How were the right hand sides of equations 6 and 7 in the paper in the question details derived?

Question

I read a paper on Queuing theory and the equations have been a bit of a problem. I have been able to solve the left hand sides somehow but for the right hand sides, I've hit a little bit of a snag. Could you please walk me through the derivation of the right hand sides of equations 6 and 7? Here is the link of the paper: https://drive.google.com/open?id=0Bzd_DcKn0DRqLXJ6X0J4ZFR3LXc Any help will be really appreciated.

Answer 1

What do you mean solve the left hand side but not the right hand side? It leads to one equation that relies on terms from both sides.

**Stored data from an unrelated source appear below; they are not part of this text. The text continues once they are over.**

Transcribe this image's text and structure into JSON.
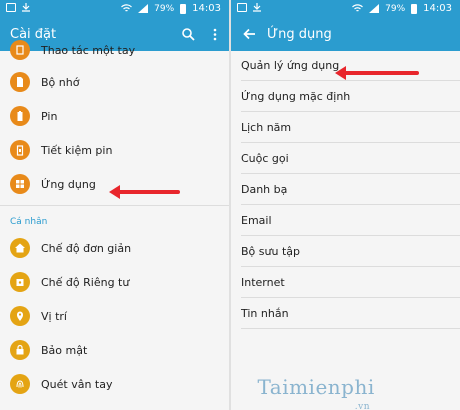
{
  "left": {
    "status_time": "14:03",
    "battery": "79%",
    "title": "Cài đặt",
    "items_top": [
      {
        "label": "Thao tác một tay",
        "icon": "hand-icon"
      },
      {
        "label": "Bộ nhớ",
        "icon": "storage-icon"
      },
      {
        "label": "Pin",
        "icon": "battery-icon"
      },
      {
        "label": "Tiết kiệm pin",
        "icon": "battery-saver-icon"
      },
      {
        "label": "Ứng dụng",
        "icon": "apps-icon"
      }
    ],
    "section": "Cá nhân",
    "items_personal": [
      {
        "label": "Chế độ đơn giản",
        "icon": "home-icon"
      },
      {
        "label": "Chế độ Riêng tư",
        "icon": "private-lock-icon"
      },
      {
        "label": "Vị trí",
        "icon": "location-pin-icon"
      },
      {
        "label": "Bảo mật",
        "icon": "lock-icon"
      },
      {
        "label": "Quét vân tay",
        "icon": "fingerprint-icon"
      }
    ]
  },
  "right": {
    "status_time": "14:03",
    "battery": "79%",
    "title": "Ứng dụng",
    "items": [
      "Quản lý ứng dụng",
      "Ứng dụng mặc định",
      "Lịch năm",
      "Cuộc gọi",
      "Danh bạ",
      "Email",
      "Bộ sưu tập",
      "Internet",
      "Tin nhắn"
    ]
  },
  "watermark": "Taimienphi",
  "watermark_sub": ".vn",
  "colors": {
    "accent": "#2b9ccf",
    "icon_orange": "#e88a1a",
    "arrow_red": "#e8262c"
  }
}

Anyway, for equation (6), multiplying by $z^n$ and summing all the terms on the lhs of (1) and (2) yields: \begin{align} (*) &= (\lambda+\gamma)p_{0,0}z^0+\sum_{n=1}^\infty(\lambda+\gamma+n\xi)p_{0,n}z^n \\ &=(\lambda+\gamma)\sum_{n=0}^\infty p_{0,n}z^n+\xi z\sum_{n=1}^\infty np_{0,n}z^{n-1} \\ &= (\lambda+\gamma)P_0(z)+\xi zP_0^{'}(z), \end{align} and doing the same for the rhs yields: \begin{align} (**) &= (\xi p_{0,1}+\mu p_{1,1})z^0+\sum_{n=1}^\infty\lambda p_{0,n-1}z^n+\sum_{n=1}^\infty(n+1)\xi p_{0,n+1}z^n \\ &= \mu p_{1,1}+\lambda z\sum_{n=0}^\infty p_{0,n}z^n+\xi \sum_{n=1}^\infty p_{0,n}nz^{n-1} \\ &= \mu p_{1,1}+\lambda zP_0(z)+\xi P_0^{'}(z). \end{align} Now equating $(*)=(**)$ and rearranging terms leads to $$ (\lambda(1-z)+\gamma)P_0(z)-\xi(1-z)P_0^{'}(z)=\mu p_{1,1}, $$ which is equivalent to (6). Equation (7) can be obtained in the same manner.